Although Aderinto's history is primarily concerned with the colonial period, it closes with a commentary on the way in which human-animal relations have continued in postcolonial politics. The durbar, for instance, continued to be a key and contested institution in northern Nigeria. In 2009, district heads were advised by the Governor of Kano Abdullahi Ganduje to not participate in the Emir of Kano's Salah durbar due to a personal feud between the men (257). Aderinto's analysis of postcolonial continuities in human-animal relations also extends to contemporary ethnic and political controversies, such as those surrounding the federal government's 2019 scheme for a rural grazing area settlement program (252).
Not all animals are created equal in Aderinto's account, and he favors larger mammals, with smaller creatures mentioned only very sparingly. Snakes form one exception to this, for example in the pen portrait of Lagosian cobra charmer Professor Benson (198). It would be interesting to learn of the colonial history of such significant animals as ants, spiders, frogs, scorpions, and termites, important either as threats to human habitation, sources of useful poisons and medical treatments, or as obsessions in colonial European perceptions of Africa. Marine animals and waterfowl are not a key focus, despite having complex cultural and economic roles in cultures of the southwestern coast or the Niger Delta. These choices are likely guided by the book's sources, and reflect those subjects of immediate interest to writers in the African press, the work's major source base.
Animality opens up a new field of animal-centered history in Nigeria. Aderinto's key arguments will be essential and provocative reference points for historians of Africa well beyond Nigeria, particularly his contention that dog-fancying must be understood as a key dimension of colonial modernity.

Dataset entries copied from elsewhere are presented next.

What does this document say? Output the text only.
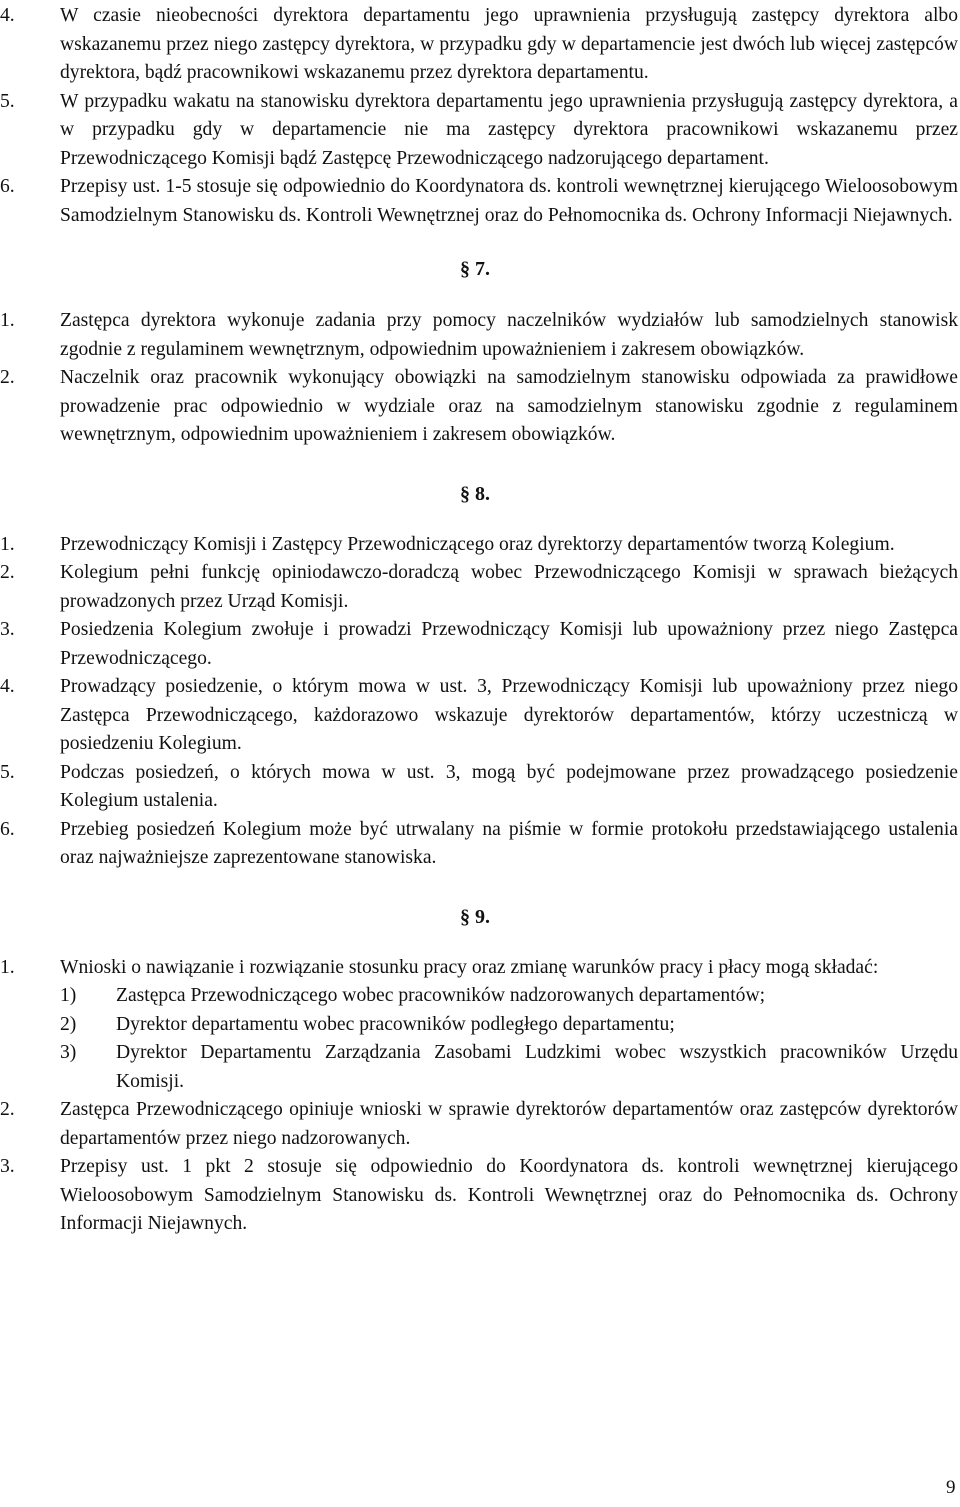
4.	W czasie nieobecności dyrektora departamentu jego uprawnienia przysługują zastępcy dyrektora albo wskazanemu przez niego zastępcy dyrektora, w przypadku gdy w departamencie jest dwóch lub więcej zastępców dyrektora, bądź pracownikowi wskazanemu przez dyrektora departamentu.
5.	W przypadku wakatu na stanowisku dyrektora departamentu jego uprawnienia przysługują zastępcy dyrektora, a w przypadku gdy w departamencie nie ma zastępcy dyrektora pracownikowi wskazanemu przez Przewodniczącego Komisji bądź Zastępcę Przewodniczącego nadzorującego departament.
6.	Przepisy ust. 1-5 stosuje się odpowiednio do Koordynatora ds. kontroli wewnętrznej kierującego Wieloosobowym Samodzielnym Stanowisku ds. Kontroli Wewnętrznej oraz do Pełnomocnika ds. Ochrony Informacji Niejawnych.
§ 7.
1.	Zastępca dyrektora wykonuje zadania przy pomocy naczelników wydziałów lub samodzielnych stanowisk zgodnie z regulaminem wewnętrznym, odpowiednim upoważnieniem i zakresem obowiązków.
2.	Naczelnik oraz pracownik wykonujący obowiązki na samodzielnym stanowisku odpowiada za prawidłowe prowadzenie prac odpowiednio w wydziale oraz na samodzielnym stanowisku zgodnie z regulaminem wewnętrznym, odpowiednim upoważnieniem i zakresem obowiązków.
§ 8.
1.	Przewodniczący Komisji i Zastępcy Przewodniczącego oraz dyrektorzy departamentów tworzą Kolegium.
2.	Kolegium pełni funkcję opiniodawczo-doradczą wobec Przewodniczącego Komisji w sprawach bieżących prowadzonych przez Urząd Komisji.
3.	Posiedzenia Kolegium zwołuje i prowadzi Przewodniczący Komisji lub upoważniony przez niego Zastępca Przewodniczącego.
4.	Prowadzący posiedzenie, o którym mowa w ust. 3, Przewodniczący Komisji lub upoważniony przez niego Zastępca Przewodniczącego, każdorazowo wskazuje dyrektorów departamentów, którzy uczestniczą w posiedzeniu Kolegium.
5.	Podczas posiedzeń, o których mowa w ust. 3, mogą być podejmowane przez prowadzącego posiedzenie Kolegium ustalenia.
6.	Przebieg posiedzeń Kolegium może być utrwalany na piśmie w formie protokołu przedstawiającego ustalenia oraz najważniejsze zaprezentowane stanowiska.
§ 9.
1.	Wnioski o nawiązanie i rozwiązanie stosunku pracy oraz zmianę warunków pracy i płacy mogą składać:
1)	Zastępca Przewodniczącego wobec pracowników nadzorowanych departamentów;
2)	Dyrektor departamentu wobec pracowników podległego departamentu;
3)	Dyrektor Departamentu Zarządzania Zasobami Ludzkimi wobec wszystkich pracowników Urzędu Komisji.
2.	Zastępca Przewodniczącego opiniuje wnioski w sprawie dyrektorów departamentów oraz zastępców dyrektorów departamentów przez niego nadzorowanych.
3.	Przepisy ust. 1 pkt 2 stosuje się odpowiednio do Koordynatora ds. kontroli wewnętrznej kierującego Wieloosobowym Samodzielnym Stanowisku ds. Kontroli Wewnętrznej oraz do Pełnomocnika ds. Ochrony Informacji Niejawnych.
9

The book is an inherently interdisciplinary work, and Aderinto's broader theoretical contention that animals were themselves agents of colonial history will interest readers far beyond history, including anthropologists, political scientists, and hopefully also those in the animal sciences.
Animality represents a major contribution to the history of colonial Africa, and one that transforms our understanding of the period. By centering animals within his account of Nigeria's colonial history, Aderinto achieves two main theoretical innovations. Firstly, he convincingly argues that animals must be understood as colonial subjects in their own right, albeit ones lacking human agency. Animals were transformed by the colonial state, and constructed afresh in social and cultural terms. Secondly, Aderinto shows why historians of colonial Africa must consider the animal world not only when writing environmental or scientific history, but also when examining the whole gamut of social experience and political language where the natural world might not conventionally be considered. The resulting book will be useful for teaching colonial Nigerian and African history, and its theoretical scope means that it will also work well in continental survey courses, interdisciplinary area studies, as well as in postgraduate seminars.